If a suspected pathogenic variant was found during WES in CATBRA study, we performed Sanger sequencing for the single gene. With respect to the model, we assumed that half of the patients would need Sanger sequencing.

The logistic cost included the cost of transporting patient blood samples from tertiary hospitals to hub hospitals. Hospital A (IFF) received the samples to perform DNA extraction, library preparation and, after WES, Sanger sequencing for confirmation of pathogenic variants. Next, hospital B (INC) received the products for library construction and WES.

In our reference scenario considering pediatric cataract patients, we assumed the frequency of transportation based on the activity of each pediatric ophthalmology department. Hospitals with lower activity would need transportation once every 3 months; hospitals with moderate activity would need transportation once a month; and hospitals with high activity would need transportation twice a month. The Google Maps platform was used to calculate the distance among the units, assuming a car performance of 8 km per liter for the gasoline cost estimator. We also assumed that it would be possible to use one of the available vehicles at hospital A. Staff included one hired driver for these periods.
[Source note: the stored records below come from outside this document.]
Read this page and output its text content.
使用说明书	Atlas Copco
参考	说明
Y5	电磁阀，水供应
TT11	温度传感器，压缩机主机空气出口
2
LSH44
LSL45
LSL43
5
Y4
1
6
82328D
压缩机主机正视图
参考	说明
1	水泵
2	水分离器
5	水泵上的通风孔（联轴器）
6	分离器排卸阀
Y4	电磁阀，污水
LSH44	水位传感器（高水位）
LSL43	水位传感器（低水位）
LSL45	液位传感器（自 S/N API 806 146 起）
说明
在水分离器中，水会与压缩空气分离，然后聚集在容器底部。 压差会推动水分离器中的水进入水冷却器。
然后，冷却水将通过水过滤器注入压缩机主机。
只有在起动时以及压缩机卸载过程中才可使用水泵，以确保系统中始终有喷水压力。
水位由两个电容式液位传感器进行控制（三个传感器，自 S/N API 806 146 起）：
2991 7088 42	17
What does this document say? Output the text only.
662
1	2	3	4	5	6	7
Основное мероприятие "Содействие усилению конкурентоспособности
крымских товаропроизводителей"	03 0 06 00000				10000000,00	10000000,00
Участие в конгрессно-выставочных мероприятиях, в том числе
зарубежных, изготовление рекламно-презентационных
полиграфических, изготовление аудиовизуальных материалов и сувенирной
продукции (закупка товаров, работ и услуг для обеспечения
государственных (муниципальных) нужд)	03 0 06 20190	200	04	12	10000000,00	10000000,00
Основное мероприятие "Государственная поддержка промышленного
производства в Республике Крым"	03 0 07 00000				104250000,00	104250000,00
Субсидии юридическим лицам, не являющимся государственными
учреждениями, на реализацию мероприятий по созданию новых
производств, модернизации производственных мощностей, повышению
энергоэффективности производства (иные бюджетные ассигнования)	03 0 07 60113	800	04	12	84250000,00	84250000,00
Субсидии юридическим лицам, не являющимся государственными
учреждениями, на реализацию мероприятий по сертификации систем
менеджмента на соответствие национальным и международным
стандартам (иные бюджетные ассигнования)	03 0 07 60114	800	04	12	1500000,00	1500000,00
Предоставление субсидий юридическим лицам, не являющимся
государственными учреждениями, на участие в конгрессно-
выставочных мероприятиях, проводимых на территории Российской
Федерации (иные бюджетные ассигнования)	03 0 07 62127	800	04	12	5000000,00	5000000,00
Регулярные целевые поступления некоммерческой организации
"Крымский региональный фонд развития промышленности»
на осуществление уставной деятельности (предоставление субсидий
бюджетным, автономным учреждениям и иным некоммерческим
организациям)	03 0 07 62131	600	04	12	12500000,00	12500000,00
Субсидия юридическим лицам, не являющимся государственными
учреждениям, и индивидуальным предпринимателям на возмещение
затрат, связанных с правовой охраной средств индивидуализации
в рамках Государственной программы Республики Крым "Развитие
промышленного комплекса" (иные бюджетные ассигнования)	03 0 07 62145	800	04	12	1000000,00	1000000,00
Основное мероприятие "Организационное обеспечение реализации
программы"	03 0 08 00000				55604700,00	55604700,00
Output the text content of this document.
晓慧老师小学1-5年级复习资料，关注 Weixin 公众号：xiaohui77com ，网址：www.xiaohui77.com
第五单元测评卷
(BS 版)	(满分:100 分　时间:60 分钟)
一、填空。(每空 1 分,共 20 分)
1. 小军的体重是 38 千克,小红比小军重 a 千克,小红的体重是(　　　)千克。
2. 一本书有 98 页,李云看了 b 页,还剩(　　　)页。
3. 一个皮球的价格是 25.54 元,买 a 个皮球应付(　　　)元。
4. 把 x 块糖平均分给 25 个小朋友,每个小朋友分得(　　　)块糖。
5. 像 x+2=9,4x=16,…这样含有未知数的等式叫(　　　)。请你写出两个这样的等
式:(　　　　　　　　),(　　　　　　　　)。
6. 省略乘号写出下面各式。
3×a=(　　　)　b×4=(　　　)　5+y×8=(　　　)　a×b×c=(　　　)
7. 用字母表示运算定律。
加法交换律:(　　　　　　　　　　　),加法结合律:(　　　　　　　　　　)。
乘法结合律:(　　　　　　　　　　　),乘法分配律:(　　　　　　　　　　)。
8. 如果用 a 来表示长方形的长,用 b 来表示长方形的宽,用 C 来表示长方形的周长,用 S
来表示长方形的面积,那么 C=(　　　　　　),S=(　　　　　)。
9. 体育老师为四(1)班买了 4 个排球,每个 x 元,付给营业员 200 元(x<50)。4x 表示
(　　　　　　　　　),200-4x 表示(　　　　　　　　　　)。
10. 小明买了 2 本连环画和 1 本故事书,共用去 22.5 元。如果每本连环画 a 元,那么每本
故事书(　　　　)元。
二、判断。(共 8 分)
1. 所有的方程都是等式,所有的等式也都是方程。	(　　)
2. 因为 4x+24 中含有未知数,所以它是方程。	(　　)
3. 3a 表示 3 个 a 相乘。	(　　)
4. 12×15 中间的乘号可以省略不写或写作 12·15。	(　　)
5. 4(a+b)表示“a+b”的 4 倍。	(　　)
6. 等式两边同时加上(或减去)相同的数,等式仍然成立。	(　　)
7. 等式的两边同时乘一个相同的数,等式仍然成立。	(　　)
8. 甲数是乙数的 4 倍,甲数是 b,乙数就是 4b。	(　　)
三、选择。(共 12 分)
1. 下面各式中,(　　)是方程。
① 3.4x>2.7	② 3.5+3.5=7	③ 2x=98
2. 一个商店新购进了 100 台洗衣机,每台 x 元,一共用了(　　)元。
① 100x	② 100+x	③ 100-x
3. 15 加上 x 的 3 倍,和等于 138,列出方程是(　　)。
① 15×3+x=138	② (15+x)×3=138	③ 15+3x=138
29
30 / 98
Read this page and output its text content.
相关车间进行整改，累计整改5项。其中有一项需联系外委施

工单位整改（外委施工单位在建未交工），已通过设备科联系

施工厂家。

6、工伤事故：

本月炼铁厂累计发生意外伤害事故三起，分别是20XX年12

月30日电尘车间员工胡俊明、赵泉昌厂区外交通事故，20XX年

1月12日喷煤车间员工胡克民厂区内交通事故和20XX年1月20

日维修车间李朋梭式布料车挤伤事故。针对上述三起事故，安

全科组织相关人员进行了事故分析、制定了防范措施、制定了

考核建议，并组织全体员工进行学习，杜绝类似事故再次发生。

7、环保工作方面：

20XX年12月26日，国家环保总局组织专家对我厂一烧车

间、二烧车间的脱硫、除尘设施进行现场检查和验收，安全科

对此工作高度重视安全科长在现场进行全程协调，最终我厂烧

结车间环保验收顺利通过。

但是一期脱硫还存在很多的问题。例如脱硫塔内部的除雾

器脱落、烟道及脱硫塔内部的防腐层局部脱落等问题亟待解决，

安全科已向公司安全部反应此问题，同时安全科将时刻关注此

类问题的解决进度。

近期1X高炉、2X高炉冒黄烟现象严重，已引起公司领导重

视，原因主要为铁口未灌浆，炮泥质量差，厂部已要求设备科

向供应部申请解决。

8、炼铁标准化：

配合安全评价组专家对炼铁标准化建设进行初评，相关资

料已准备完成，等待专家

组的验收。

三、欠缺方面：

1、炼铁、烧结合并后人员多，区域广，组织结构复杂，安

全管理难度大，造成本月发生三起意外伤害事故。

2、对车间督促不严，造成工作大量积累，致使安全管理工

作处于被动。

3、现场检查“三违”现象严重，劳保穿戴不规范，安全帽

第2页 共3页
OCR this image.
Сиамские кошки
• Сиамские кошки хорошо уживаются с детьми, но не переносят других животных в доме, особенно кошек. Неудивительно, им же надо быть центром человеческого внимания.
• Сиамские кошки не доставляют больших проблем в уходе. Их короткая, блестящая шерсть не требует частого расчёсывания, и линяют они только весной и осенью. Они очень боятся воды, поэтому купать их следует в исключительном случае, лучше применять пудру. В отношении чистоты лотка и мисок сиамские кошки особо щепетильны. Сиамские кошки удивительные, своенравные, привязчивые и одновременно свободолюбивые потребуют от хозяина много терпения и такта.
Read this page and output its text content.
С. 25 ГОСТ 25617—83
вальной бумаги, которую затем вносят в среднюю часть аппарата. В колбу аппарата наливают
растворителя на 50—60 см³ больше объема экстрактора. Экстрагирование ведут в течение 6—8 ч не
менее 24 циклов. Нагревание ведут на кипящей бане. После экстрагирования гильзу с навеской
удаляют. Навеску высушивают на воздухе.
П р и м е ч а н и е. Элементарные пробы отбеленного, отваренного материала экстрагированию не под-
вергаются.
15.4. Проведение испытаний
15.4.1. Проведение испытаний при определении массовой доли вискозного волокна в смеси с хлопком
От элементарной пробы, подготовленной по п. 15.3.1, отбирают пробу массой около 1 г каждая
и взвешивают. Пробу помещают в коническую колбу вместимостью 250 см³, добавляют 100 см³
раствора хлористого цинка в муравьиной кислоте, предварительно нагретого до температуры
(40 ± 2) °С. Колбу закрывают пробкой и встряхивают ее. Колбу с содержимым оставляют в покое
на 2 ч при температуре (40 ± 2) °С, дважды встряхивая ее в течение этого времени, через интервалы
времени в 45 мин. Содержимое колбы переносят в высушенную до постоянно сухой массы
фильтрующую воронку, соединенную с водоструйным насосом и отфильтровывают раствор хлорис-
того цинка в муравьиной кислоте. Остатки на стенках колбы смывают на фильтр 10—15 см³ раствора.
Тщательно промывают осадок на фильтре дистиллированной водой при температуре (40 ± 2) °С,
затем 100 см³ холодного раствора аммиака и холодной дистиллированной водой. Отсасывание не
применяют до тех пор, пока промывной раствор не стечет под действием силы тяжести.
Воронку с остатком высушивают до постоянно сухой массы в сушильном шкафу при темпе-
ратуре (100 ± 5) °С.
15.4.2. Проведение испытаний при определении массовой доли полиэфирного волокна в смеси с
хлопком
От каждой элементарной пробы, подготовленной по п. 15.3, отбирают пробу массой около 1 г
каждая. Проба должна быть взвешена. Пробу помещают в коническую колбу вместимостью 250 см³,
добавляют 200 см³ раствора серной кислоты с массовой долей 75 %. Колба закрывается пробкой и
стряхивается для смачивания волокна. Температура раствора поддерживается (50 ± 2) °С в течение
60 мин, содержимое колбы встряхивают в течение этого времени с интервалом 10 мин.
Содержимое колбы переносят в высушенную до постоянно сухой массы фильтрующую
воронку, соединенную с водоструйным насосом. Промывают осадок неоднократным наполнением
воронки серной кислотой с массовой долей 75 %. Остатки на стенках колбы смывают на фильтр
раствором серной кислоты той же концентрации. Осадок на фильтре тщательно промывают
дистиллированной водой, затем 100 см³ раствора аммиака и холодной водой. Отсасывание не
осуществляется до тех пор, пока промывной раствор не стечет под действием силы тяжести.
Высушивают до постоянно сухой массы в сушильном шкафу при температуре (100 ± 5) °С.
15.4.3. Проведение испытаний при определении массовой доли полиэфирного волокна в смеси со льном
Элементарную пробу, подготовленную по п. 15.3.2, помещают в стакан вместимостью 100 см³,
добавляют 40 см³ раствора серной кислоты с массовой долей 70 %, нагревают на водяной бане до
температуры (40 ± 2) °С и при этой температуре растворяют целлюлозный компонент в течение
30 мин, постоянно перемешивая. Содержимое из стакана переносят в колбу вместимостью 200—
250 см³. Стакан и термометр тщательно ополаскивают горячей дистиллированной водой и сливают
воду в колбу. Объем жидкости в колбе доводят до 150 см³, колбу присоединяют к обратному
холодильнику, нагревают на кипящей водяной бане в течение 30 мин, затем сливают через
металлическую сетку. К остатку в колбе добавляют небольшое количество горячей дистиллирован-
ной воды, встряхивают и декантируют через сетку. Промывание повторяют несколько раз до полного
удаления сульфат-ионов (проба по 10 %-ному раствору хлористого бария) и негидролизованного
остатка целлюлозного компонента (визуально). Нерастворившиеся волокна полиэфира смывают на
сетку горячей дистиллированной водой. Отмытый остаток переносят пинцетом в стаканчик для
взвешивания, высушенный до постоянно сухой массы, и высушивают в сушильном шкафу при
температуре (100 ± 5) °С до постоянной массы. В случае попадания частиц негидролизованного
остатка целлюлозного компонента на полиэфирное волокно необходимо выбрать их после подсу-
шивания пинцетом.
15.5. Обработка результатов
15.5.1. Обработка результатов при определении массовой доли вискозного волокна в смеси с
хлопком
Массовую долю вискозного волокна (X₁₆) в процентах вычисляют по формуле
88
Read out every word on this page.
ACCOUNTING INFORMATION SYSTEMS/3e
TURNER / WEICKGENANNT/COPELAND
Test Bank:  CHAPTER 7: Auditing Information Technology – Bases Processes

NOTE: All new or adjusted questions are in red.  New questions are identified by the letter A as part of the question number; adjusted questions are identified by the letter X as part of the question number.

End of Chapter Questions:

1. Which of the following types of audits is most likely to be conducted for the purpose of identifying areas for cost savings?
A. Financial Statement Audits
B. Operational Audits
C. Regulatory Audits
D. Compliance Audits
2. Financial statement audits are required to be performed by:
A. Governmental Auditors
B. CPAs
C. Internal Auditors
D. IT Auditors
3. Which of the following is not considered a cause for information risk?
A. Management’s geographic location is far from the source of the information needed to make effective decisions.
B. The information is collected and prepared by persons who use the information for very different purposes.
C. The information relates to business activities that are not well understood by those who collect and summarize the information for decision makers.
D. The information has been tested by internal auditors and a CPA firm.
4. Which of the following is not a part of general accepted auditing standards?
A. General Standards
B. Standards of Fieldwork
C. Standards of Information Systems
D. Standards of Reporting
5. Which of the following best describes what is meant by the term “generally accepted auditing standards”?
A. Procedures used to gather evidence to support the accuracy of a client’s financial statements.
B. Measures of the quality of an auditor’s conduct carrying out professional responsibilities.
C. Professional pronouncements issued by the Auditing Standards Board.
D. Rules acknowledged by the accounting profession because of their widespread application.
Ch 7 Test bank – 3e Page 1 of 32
We considered the exchange rate to be 1.00 USD = R$5,1686 (from January 2022-June 2023) [31]. Model data are available upon request.

Outcomes

The primary outcome was the cost per genetic of diagnosis of suspected hereditary pediatric cataracts via WES. The secondary outcome was the cost per step.

Ethics

The study was approved by the Ethics Committee of INSTITUTO FERNANDES FIGUEIRA-IFF/FIOCRUZ‐RJ/MS (protocol code 21444619.0.0000.5269), 17 October 2019.

Sensitivity analysis

We conducted a one-way sensitivity analysis for fluctuations in the unit costs of the most expensive consumables (+ 30% and − 30%), staff (+ 30% and − 30%) and equipment (+ 100% and − 20%). The choice of these range values was justified by the absence of studies estimating the cost of WES for familial pediatric cataracts within the SUS, so we used range values from another ocular disease [30, 32]. As in our reference and alternative scenarios, the equipment costs were estimated considering the high capacity of the equipment, and we also estimated the cost of genetic testing if all the equipment was used only for pediatric cataract patients and their families. In addition, we performed sensitivity analysis using an overhead range of 20–30%.